Objectives: Both shift work and other work environment factors have been shown to be related to heart disease. This study examined whether shift work is associated with other work environment factors related to heart disease in a random sample of the population. If so, shift work could be acting as a proxy for work environment differences.
Methods: Data on 5940 employees in the Danish Work Environment Cohort Study from 1990 were reanalyzed. The information included work schedules [permanent day work, irregular workhours (including morning work), 2-shift or fixed evening and 3-shift or fixed night], length of workweek, physical factors (noise, heat, dust, passive smoking, walking, standing and monotonous repetitive tasks), and psychosocial factors (including demands and control dimensions, social support, conflicts and job insecurity).
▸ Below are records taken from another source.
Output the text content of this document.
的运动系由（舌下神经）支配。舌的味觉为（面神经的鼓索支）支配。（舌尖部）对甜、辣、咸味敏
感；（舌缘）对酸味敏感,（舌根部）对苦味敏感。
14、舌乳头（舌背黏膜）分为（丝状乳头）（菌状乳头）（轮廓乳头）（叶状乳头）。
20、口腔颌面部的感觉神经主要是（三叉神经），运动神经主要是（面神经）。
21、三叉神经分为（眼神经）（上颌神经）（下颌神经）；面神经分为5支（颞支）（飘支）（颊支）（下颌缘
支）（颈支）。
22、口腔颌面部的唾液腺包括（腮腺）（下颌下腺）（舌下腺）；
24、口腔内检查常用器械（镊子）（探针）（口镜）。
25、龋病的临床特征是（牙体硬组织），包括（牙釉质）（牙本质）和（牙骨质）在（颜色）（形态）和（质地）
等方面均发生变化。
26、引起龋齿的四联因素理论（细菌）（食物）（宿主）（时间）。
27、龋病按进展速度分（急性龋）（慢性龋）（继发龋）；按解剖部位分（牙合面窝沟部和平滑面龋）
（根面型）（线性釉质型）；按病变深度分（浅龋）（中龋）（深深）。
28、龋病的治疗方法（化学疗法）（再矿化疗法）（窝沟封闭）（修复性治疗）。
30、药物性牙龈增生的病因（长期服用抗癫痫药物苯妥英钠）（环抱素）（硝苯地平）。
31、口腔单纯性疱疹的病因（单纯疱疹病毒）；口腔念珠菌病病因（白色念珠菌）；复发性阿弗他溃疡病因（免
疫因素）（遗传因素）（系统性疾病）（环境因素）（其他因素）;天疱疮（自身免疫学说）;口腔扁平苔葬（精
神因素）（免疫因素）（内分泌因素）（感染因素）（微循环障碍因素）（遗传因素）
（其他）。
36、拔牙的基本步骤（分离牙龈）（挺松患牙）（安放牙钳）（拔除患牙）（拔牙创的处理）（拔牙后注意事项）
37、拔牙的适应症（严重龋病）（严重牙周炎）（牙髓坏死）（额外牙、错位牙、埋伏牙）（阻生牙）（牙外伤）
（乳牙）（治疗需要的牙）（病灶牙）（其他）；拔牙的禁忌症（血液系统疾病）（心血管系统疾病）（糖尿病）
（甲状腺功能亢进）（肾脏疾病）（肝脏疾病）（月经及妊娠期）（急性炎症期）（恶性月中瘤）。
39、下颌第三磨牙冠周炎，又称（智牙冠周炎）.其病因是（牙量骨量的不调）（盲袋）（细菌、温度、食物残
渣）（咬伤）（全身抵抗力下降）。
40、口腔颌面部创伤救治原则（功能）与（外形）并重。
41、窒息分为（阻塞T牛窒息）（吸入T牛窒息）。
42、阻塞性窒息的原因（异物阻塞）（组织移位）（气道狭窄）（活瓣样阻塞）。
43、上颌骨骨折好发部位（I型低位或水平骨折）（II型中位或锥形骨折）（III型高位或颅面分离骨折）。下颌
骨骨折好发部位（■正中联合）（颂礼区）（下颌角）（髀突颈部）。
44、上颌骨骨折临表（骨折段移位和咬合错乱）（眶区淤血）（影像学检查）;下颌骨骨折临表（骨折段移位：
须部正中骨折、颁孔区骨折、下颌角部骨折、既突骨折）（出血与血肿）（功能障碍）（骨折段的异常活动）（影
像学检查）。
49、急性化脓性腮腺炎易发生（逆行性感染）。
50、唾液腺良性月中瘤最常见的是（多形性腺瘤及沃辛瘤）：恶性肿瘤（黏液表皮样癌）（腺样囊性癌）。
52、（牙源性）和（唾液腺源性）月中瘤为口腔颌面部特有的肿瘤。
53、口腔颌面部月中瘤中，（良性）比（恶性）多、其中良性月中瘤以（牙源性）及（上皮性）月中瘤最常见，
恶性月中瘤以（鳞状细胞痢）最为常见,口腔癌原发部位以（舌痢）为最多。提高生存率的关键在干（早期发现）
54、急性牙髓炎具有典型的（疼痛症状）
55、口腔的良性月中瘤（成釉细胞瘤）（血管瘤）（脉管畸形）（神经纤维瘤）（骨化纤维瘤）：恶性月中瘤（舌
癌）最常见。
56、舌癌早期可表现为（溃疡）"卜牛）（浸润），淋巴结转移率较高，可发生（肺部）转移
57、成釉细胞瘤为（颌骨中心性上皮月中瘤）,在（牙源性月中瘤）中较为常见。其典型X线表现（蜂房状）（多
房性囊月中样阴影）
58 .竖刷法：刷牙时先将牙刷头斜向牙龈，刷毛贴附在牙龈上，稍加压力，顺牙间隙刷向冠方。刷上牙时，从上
Results: At least 1 group of shift workers had a higher prevalence of nearly every unfavorable work environment factor investigated. Exceptions were dust exposure and quantitative demands. Especially conflicts at work and low decision latitude were higher among all the groups of shift workers, and all-day walking or standing work and part-time jobs were more often found among female shift workers. The 3 different shiftwork groups were exposed to different parts of the work environment, and also men and women in shift work differed in relation to the work environment. Age and social class influenced the relationship, but not in any particular pattern.
Conclusions: In a heterogenous population shift work was found to be associated with other work environment factors suspected to cause heart disease.